Amanda Moreira, docente do Colégio de Aplicação da Universidade do Estado do Rio de Janeiro (Cap-Uerj) e diretora do ANDES-SN, argumentou que Novo Ensino Médio não é uma reforma isolada, mas parte de um projeto político que aprofunda a superexploração da juventude trabalhadora e adequa a educação ao trabalho precarizado e plataformizado.
Ela destacou que grandes grupos empresariais influenciaram desde a BNCC até a atual revisão, que mantém a mesma lógica. Segundo Amanda, a Lei 14.945/24 usa “eufemismos” para mascarar a continuidade da precarização e do estreitamento curricular.

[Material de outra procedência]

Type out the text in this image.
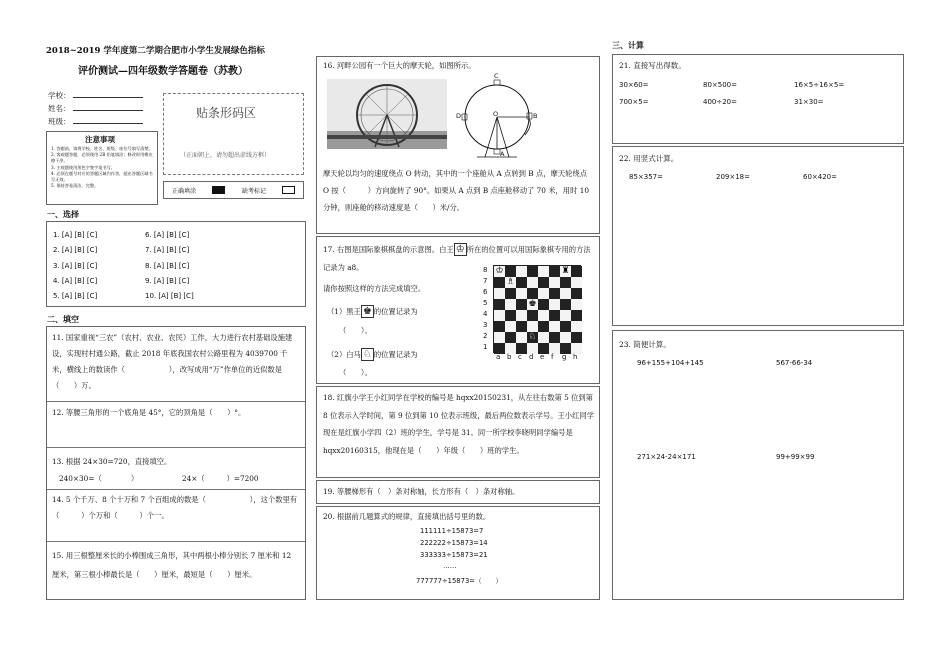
2018~2019 学年度第二学期合肥市小学生发展绿色指标
评价测试—四年级数学答题卷（苏教）
学校：
姓名：
班级：
贴条形码区
（正面朝上，请勿超出虚线方框）
注意事项
1. 答题前，请将学校、姓名、班级、座位号填写清楚。
2. 客观题答题，必须使用 2B 铅笔填涂；修改时用橡皮擦干净。
3. 主观题使用黑色字签字笔书写。
4. 必须在题号对应的答题区域内作答，超出答题区域书写无效。
5. 保持答卷清洁，完整。
正确填涂	缺考标记
一、选择
1. [A] [B] [C]	6. [A] [B] [C]
2. [A] [B] [C]	7. [A] [B] [C]
3. [A] [B] [C]	8. [A] [B] [C]
4. [A] [B] [C]	9. [A] [B] [C]
5. [A] [B] [C]	10. [A] [B] [C]
二、填空
11. 国家重视“三农”（农村、农业、农民）工作，大力进行农村基础设施建设，实现村村通公路，截止 2018 年底我国农村公路里程为 4039700 千米，横线上的数读作（　　　　　　），改写成用“万”作单位的近似数是（　　）万。
12. 等腰三角形的一个底角是 45°，它的顶角是（　　）°。
13. 根据 24×30=720，直接填空。
240×30=（　　　　）	24×（　　　）=7200
14. 5 个千万、8 个十万和 7 个百组成的数是（　　　　　　），这个数里有（　　　）个万和（　　　）个一。
15. 用三根整厘米长的小棒围成三角形，其中两根小棒分别长 7 厘米和 12 厘米，第三根小棒最长是（　　）厘米，最短是（　　）厘米。
16. 河畔公园有一个巨大的摩天轮，如图所示。
C
D	O	B
A
摩天轮以均匀的速度绕点 O 转动，其中的一个座舱从 A 点转到 B 点，摩天轮绕点 O 按（　　　）方向旋转了 90°。如果从 A 点到 B 点座舱移动了 70 米，用时 10 分钟，则座舱的移动速度是（　　）米/分。
17. 右图是国际象棋棋盘的示意图。白王 ♔ 所在的位置可以用国际象棋专用的方法记录为 a8。
请你按照这样的方法完成填空。
（1）黑王 ♚ 的位置记录为
（　　）。
（2）白马 ♘ 的位置记录为
（　　）。
♔	♜
♗
♚
♘
8
7
6
5
4
3
2
1
a b c d e f g h
18. 红旗小学王小红同学在学校的编号是 hqxx20150231，从左往右数第 5 位到第 8 位表示入学时间，第 9 位到第 10 位表示班级，最后两位数表示学号。王小红同学现在是红旗小学四（2）班的学生，学号是 31。同一所学校李晓明同学编号是 hqxx20160315，他现在是（　　）年级（　　）班的学生。
19. 等腰梯形有（　）条对称轴，长方形有（　）条对称轴。
20. 根据前几题算式的规律，直接填出括号里的数。
111111÷15873=7
222222÷15873=14
333333÷15873=21
……
777777÷15873=（　　）
三、计算
21. 直接写出得数。
30×60=	80×500=	16×5÷16×5=
700×5=	400÷20=	31×30=
22. 用竖式计算。
85×357=	209×18=	60×420=
23. 简便计算。
96+155+104+145	567-66-34
271×24-24×171	99+99×99
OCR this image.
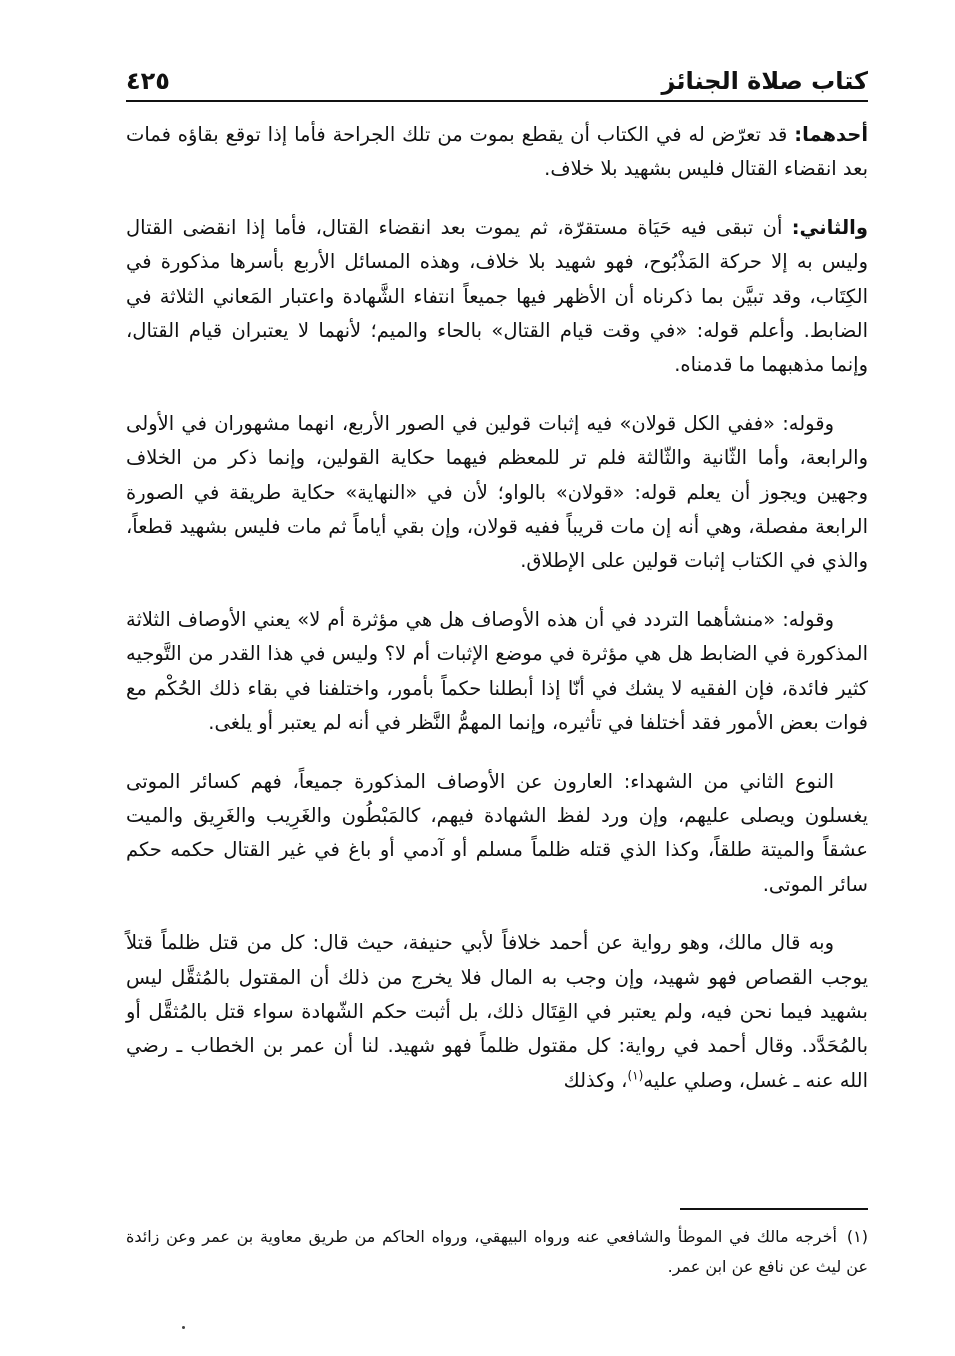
كتاب صلاة الجنائز
٤٢٥

أحدهما: قد تعرّض له في الكتاب أن يقطع بموت من تلك الجراحة فأما إذا توقع بقاؤه فمات بعد انقضاء القتال فليس بشهيد بلا خلاف.

والثاني: أن تبقى فيه حَيَاة مستقرّة، ثم يموت بعد انقضاء القتال، فأما إذا انقضى القتال وليس به إلا حركة المَذْبُوح، فهو شهيد بلا خلاف، وهذه المسائل الأربع بأسرها مذكورة في الكِتَاب، وقد تبيَّن بما ذكرناه أن الأظهر فيها جميعاً انتفاء الشَّهادة واعتبار المَعاني الثلاثة في الضابط. وأعلم قوله: «في وقت قيام القتال» بالحاء والميم؛ لأنهما لا يعتبران قيام القتال، وإنما مذهبهما ما قدمناه.

وقوله: «ففي الكل قولان» فيه إثبات قولين في الصور الأربع، انهما مشهوران في الأولى والرابعة، وأما الثّانية والثّالثة فلم تر للمعظم فيهما حكاية القولين، وإنما ذكر من الخلاف وجهين ويجوز أن يعلم قوله: «قولان» بالواو؛ لأن في «النهاية» حكاية طريقة في الصورة الرابعة مفصلة، وهي أنه إن مات قريباً ففيه قولان، وإن بقي أياماً ثم مات فليس بشهيد قطعاً، والذي في الكتاب إثبات قولين على الإطلاق.

وقوله: «منشأهما التردد في أن هذه الأوصاف هل هي مؤثرة أم لا» يعني الأوصاف الثلاثة المذكورة في الضابط هل هي مؤثرة في موضع الإثبات أم لا؟ وليس في هذا القدر من التَّوجيه كثير فائدة، فإن الفقيه لا يشك في أنّا إذا أبطلنا حكماً بأمور، واختلفنا في بقاء ذلك الحُكْم مع فوات بعض الأمور فقد أختلفا في تأثيره، وإنما المهمُّ النَّظر في أنه لم يعتبر أو يلغى.

النوع الثاني من الشهداء: العارون عن الأوصاف المذكورة جميعاً، فهم كسائر الموتى يغسلون ويصلى عليهم، وإن ورد لفظ الشهادة فيهم، كالمَبْطُون والغَرِيب والغَرِيق والميت عشقاً والميتة طلقاً، وكذا الذي قتله ظلماً مسلم أو آدمي أو باغ في غير القتال حكمه حكم سائر الموتى.

وبه قال مالك، وهو رواية عن أحمد خلافاً لأبي حنيفة، حيث قال: كل من قتل ظلماً قتلاً يوجب القصاص فهو شهيد، وإن وجب به المال فلا يخرج من ذلك أن المقتول بالمُثقَّل ليس بشهيد فيما نحن فيه، ولم يعتبر في القِتَال ذلك، بل أثبت حكم الشّهادة سواء قتل بالمُثقَّل أو بالمُحَدَّد. وقال أحمد في رواية: كل مقتول ظلماً فهو شهيد. لنا أن عمر بن الخطاب ـ رضي الله عنه ـ غسل، وصلي عليه$^{(١)}$، وكذلك

(١)أخرجه مالك في الموطأ والشافعي عنه ورواه البيهقي، ورواه الحاكم من طريق معاوية بن عمر وعن زائدة عن ليث عن نافع عن ابن عمر.
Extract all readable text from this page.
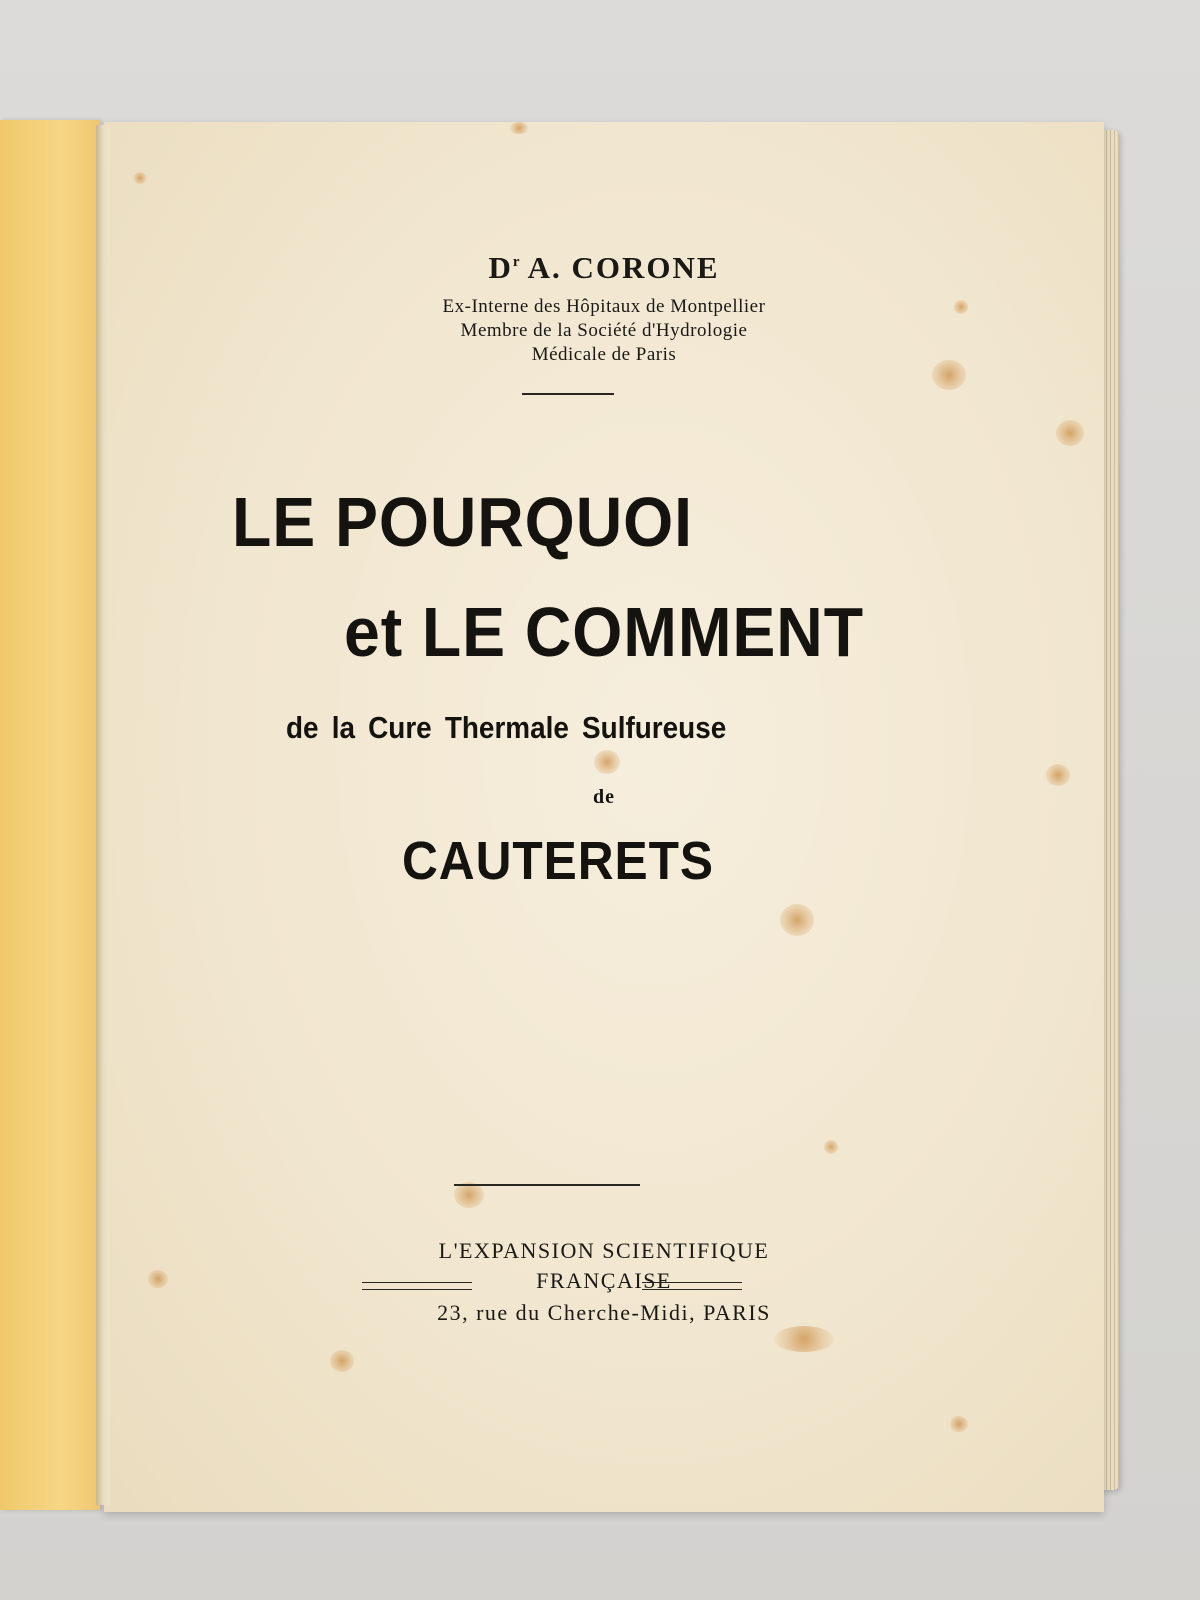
$D^r$ A. CORONE
Ex-Interne des Hôpitaux de Montpellier
Membre de la Société d'Hydrologie
Médicale de Paris
LE POURQUOI
et LE COMMENT
de la Cure Thermale Sulfureuse
de
CAUTERETS
L'EXPANSION SCIENTIFIQUE
FRANÇAISE
23, rue du Cherche-Midi, PARIS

“Estamos diante de um outro patamar, aquilo que chamamos de ‘reforma da reforma’. Uma mudança que, na aparência, sugere alguma melhoria, mas que, na prática, não aconteceu. Isso nos coloca uma preocupação ainda maior, especialmente para nós que estamos no campo da resistência. Como enfrentar um processo que parece ter avançado, quando, de fato, não avançou?”, questionou.
A docente criticou o avanço acelerado da plataformização, da inteligência artificial e da financeirização dentro das escolas, com a entrada de empresas como iFood, que investem em itinerário formativo de escolas em diversos estados. Também denunciou a forte presença do Instituto Reúna e da Fundação Lemann, que “colaboram” na área da educação, especialmente na implementação da BNCC e, por extensão, dos itinerários formativos do Novo Ensino Médio.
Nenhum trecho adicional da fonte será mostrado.